General elections of 2014 was the Silver Jubilee of Ram Mandir movement. It took 25 years for the majority to assert itself decisively on the political question of governance. In a way, India Against Corruption (IAC) campaign that brought the government of the day to its knees, (out of which was subsequently born the Aam Aadmi Party), was another people’s movement of nation-wide appeal, more of an apolitical demonstration by majority driven civil society. This movement clearly made a statement for anyone to read: Change is in vogue! Undercurrent of this movement, disenchantment with establishment and resurging majoritarian-ism culminated into being the Modi Wave. A year later, AAP government in Delhi can also be attributed to the assertion of majoritarian-ism for alternate politics.

Despite high political awareness, a vast majority of society actually stays a non-participant in decision making, leaving it in perpetual disillusionment. The discontent is exhibited more through cheer leading. Society encourages movements. It is always open to change so long as the basic foundation and principles are not attacked. Majority grants legitimacy by putting its weight behind the ideas of goodness as perceived in contemporary times.
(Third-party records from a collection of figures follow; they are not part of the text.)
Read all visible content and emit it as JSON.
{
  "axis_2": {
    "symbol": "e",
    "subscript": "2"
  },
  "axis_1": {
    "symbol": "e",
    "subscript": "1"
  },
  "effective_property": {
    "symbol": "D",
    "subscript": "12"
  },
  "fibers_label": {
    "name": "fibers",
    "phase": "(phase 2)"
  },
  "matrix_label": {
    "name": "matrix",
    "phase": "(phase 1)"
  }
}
Modi era is truly the new period of majoritarian-ism in Indian society and politics at large. Majoritarian-ism in its own way has posed some challenges to the establishment of the day. New movements, more refined, better organized, well propagated on social media; highlighting specific causes are taking birth. Some could be seen as headache, premature eruptions. But the statement has already been made – Social Transformation has started – The Era of Movements is here to stay.